Dual WAN w/same Gateway for both- won' t let me do it

  • December 17, 2008
  • 2 replies
  • 3623 views
I have 2x 4MB/4MB lines coming into our office. Previously I had a Linksys RV042 and had no issues with the lines hooking up at all. Example: External IP 1: 1.1.1.130 External IP 2: 1.1.1.171 Gateway for both: 1.1.1.129 Subnet for both: 255.255.255.128 These settings are verified when using DHCP (the IP is a static external IP, that is reserved on the ISP' s DHCP server). If I have one of the WAN addresses plugged in manually OR over DHCP, and then attempt to install the 2nd WAN address manually I get this error: " IP address is in same subnet as the others." The router currently has 1 static route in place (but it is the same when I have the same entry for WAN2)... IP/Mask: 0.0.0.0/0.0.0.0 Gateway: 1.1.1.129 Device: WAN1 Distance: 10 In the Monitor Tab I have this: Type: Static Network 0.0.0.0/0 Gateway: 1.1.1.129 Interface: WAN1 Type: Connected Network: 10.1.1.0/24 Gateway: 0.0.0.0 Interface: Internal Type: Connected Network: 1.1.1.128/25 Gateway: 0.0.0.0 Interface: WAN1 I just can not seem to get the 2nd WAN device installed, and I want it setup with manual entries so I can setup HA Active-Active and route half of the Internet IP' s out one WAN and the other half out the 2nd WAN' s IP. Thoughts?

    2 replies

    nsumner
    New Member
    December 21, 2008
    Hi this is actually an easy one!
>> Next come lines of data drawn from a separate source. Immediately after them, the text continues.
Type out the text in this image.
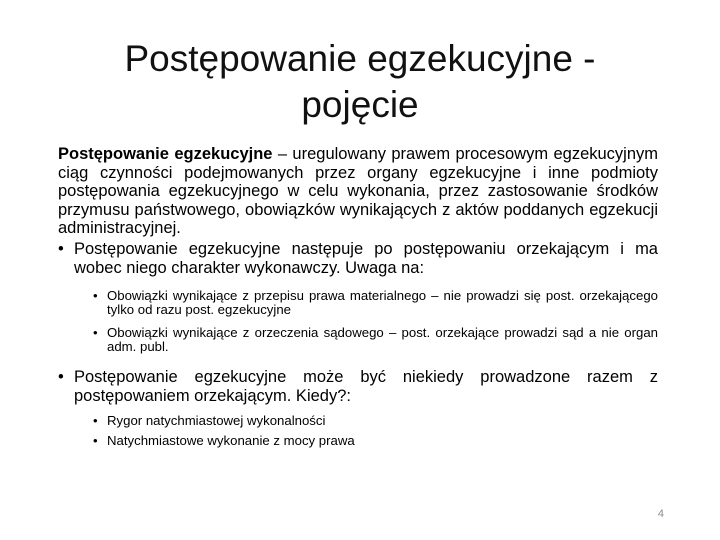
Postępowanie egzekucyjne -
pojęcie

Postępowanie egzekucyjne – uregulowany prawem procesowym egzekucyjnym ciąg czynności podejmowanych przez organy egzekucyjne i inne podmioty postępowania egzekucyjnego w celu wykonania, przez zastosowanie środków przymusu państwowego, obowiązków wynikających z aktów poddanych egzekucji administracyjnej.

• Postępowanie egzekucyjne następuje po postępowaniu orzekającym i ma wobec niego charakter wykonawczy. Uwaga na:
• Obowiązki wynikające z przepisu prawa materialnego – nie prowadzi się post. orzekającego tylko od razu post. egzekucyjne
• Obowiązki wynikające z orzeczenia sądowego – post. orzekające prowadzi sąd a nie organ adm. publ.
• Postępowanie egzekucyjne może być niekiedy prowadzone razem z postępowaniem orzekającym. Kiedy?:
• Rygor natychmiastowej wykonalności
• Natychmiastowe wykonanie z mocy prawa
4
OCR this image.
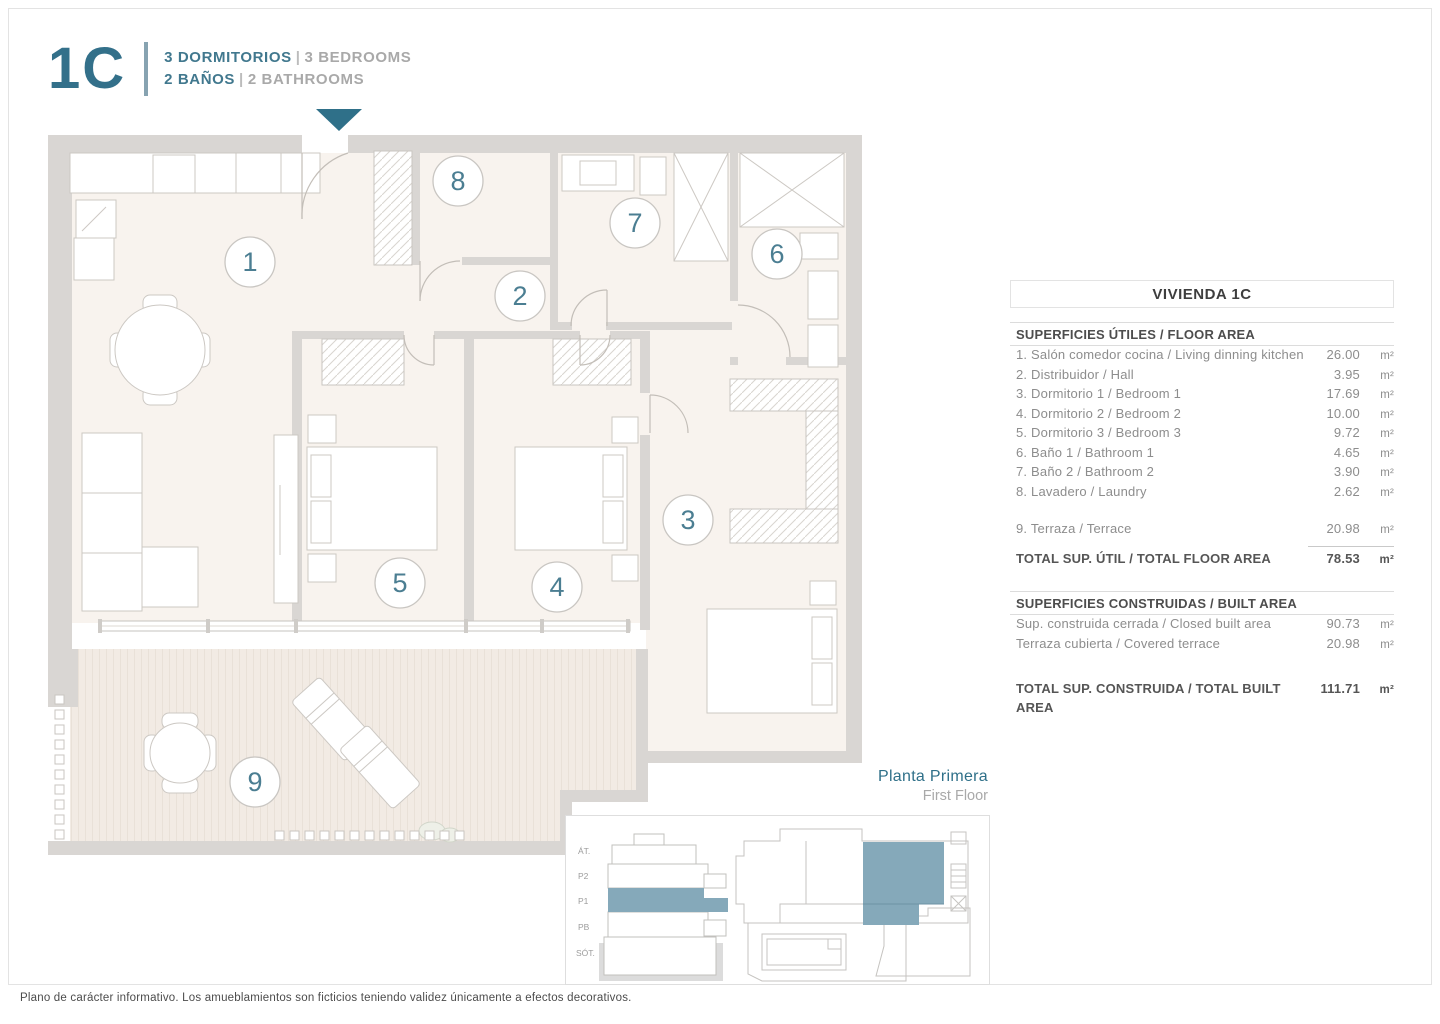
1C	3 DORMITORIOS | 3 BEDROOMS
2 BAÑOS | 2 BATHROOMS
1
8
2
7
6
5	4
3
9
VIVIENDA 1C
SUPERFICIES ÚTILES / FLOOR AREA
1. Salón comedor cocina / Living dinning kitchen	26.00	m²
2. Distribuidor / Hall	3.95	m²
3. Dormitorio 1 / Bedroom 1	17.69	m²
4. Dormitorio 2 / Bedroom 2	10.00	m²
5. Dormitorio 3 / Bedroom 3	9.72	m²
6. Baño 1 / Bathroom 1	4.65	m²
7. Baño 2 / Bathroom 2	3.90	m²
8. Lavadero / Laundry	2.62	m²
9. Terraza / Terrace	20.98	m²
TOTAL SUP. ÚTIL / TOTAL FLOOR AREA	78.53	m²
SUPERFICIES CONSTRUIDAS / BUILT AREA
Sup. construida cerrada / Closed built area	90.73	m²
Terraza cubierta / Covered terrace	20.98	m²
TOTAL SUP. CONSTRUIDA / TOTAL BUILT AREA
111.71	m²
Planta Primera
First Floor
ÁT.
P2
P1
PB
SÓT.
Plano de carácter informativo. Los amueblamientos son ficticios teniendo validez únicamente a efectos decorativos.
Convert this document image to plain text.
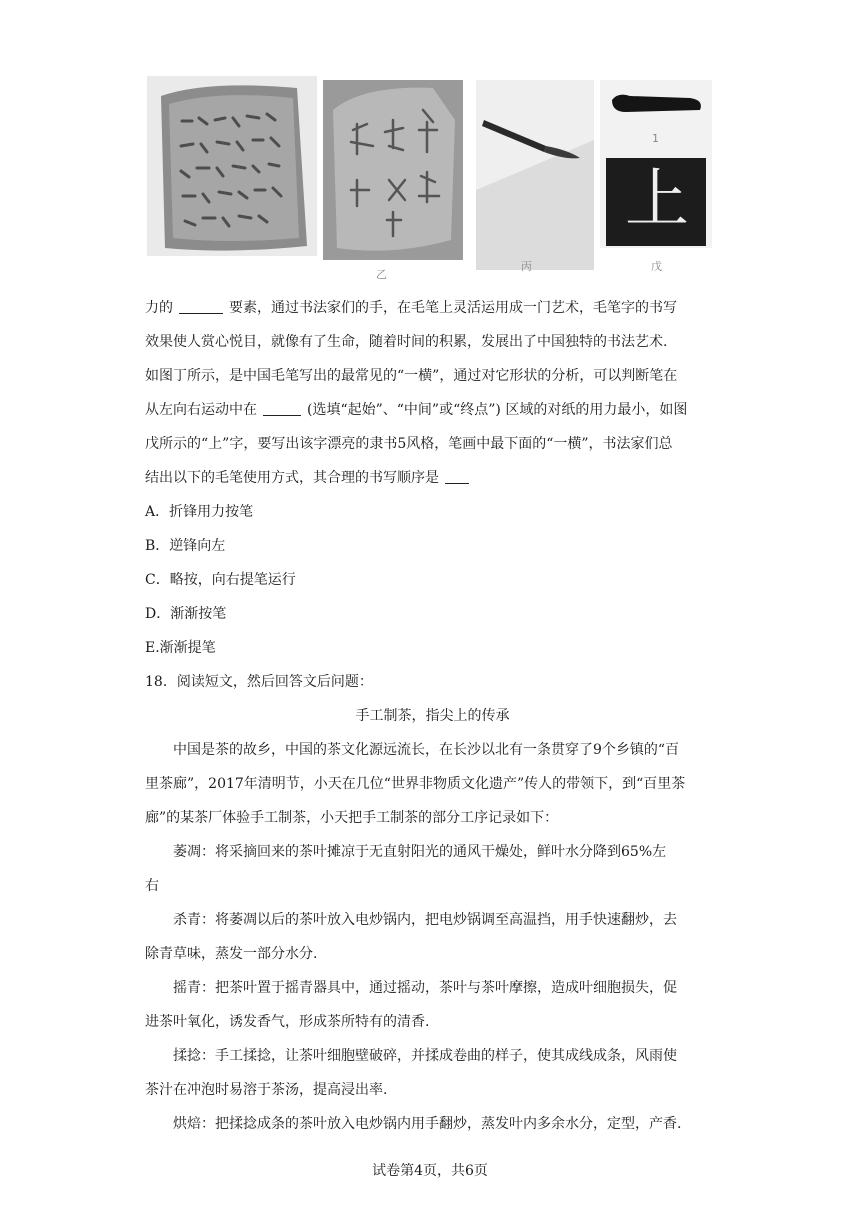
乙
丙
1
上
戊
力的	要素，通过书法家们的手，在毛笔上灵活运用成一门艺术，毛笔字的书写
效果使人赏心悦目，就像有了生命，随着时间的积累，发展出了中国独特的书法艺术.
如图丁所示，是中国毛笔写出的最常见的“一横”，通过对它形状的分析，可以判断笔在
从左向右运动中在	(选填“起始”、“中间”或“终点”) 区域的对纸的用力最小，如图
戊所示的“上”字，要写出该字漂亮的隶书5风格，笔画中最下面的“一横”，书法家们总
结出以下的毛笔使用方式，其合理的书写顺序是
A．折锋用力按笔
B．逆锋向左
C．略按，向右提笔运行
D．渐渐按笔
E.渐渐提笔
18．阅读短文，然后回答文后问题：
手工制茶，指尖上的传承
中国是茶的故乡，中国的茶文化源远流长，在长沙以北有一条贯穿了9个乡镇的“百
里茶廊”，2017年清明节，小天在几位“世界非物质文化遗产”传人的带领下，到“百里茶
廊”的某茶厂体验手工制茶，小天把手工制茶的部分工序记录如下：
萎凋：将采摘回来的茶叶摊凉于无直射阳光的通风干燥处，鲜叶水分降到65%左
右
杀青：将萎凋以后的茶叶放入电炒锅内，把电炒锅调至高温挡，用手快速翻炒，去
除青草味，蒸发一部分水分.
摇青：把茶叶置于摇青器具中，通过摇动，茶叶与茶叶摩擦，造成叶细胞损失，促
进茶叶氧化，诱发香气，形成茶所特有的清香.
揉捻：手工揉捻，让茶叶细胞壁破碎，并揉成卷曲的样子，使其成线成条，风雨使
茶汁在冲泡时易溶于茶汤，提高浸出率.
烘焙：把揉捻成条的茶叶放入电炒锅内用手翻炒，蒸发叶内多余水分，定型，产香.
试卷第4页，共6页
The Fortigate by default does not allow subnets to overlap but you can change that. Of course be warned it is easy to do damage by changing this setting if you mess up the routing tables. In any event: You must connect to the CLI of the Fortigate. Personally I have come to the point with my Fortigate the only thing I do is look at the order of rules through the GUI (it is just better for seeing a quick summary of all the rules and the order they fall in). Connect using the CLI type ' config system settings' now type ' allow-subnet-overlap' now ' end' now ' exit' you should now be able to create both connections without a problem!
    support12
    New Member
    December 24, 2008
    More clean configuration is enable vdom. Create a vdom and route thru vdom-link. Because overlap subnet is not a network standard.
    Contributor
    January 16, 2009
    Hi, can any one help me with the step by step instructions on how to setup a load balancing/fail over using the vdom? Thanks in advance.
    nsumner
    New Member
    December 25, 2008
    You could certainly do this through VDOMs as well. The cleanest way would be using 3 vdoms (1 for each wan interface, and 1 internal) but you could also do it with 2. (1 for 1 wan, the second for everything else). From a technical perspective it is certainly cleaner, however from a management perspective it is a bigger pain. Might be best to start with allow-subnet-overlap and if that gives you trouble go the VDOM route.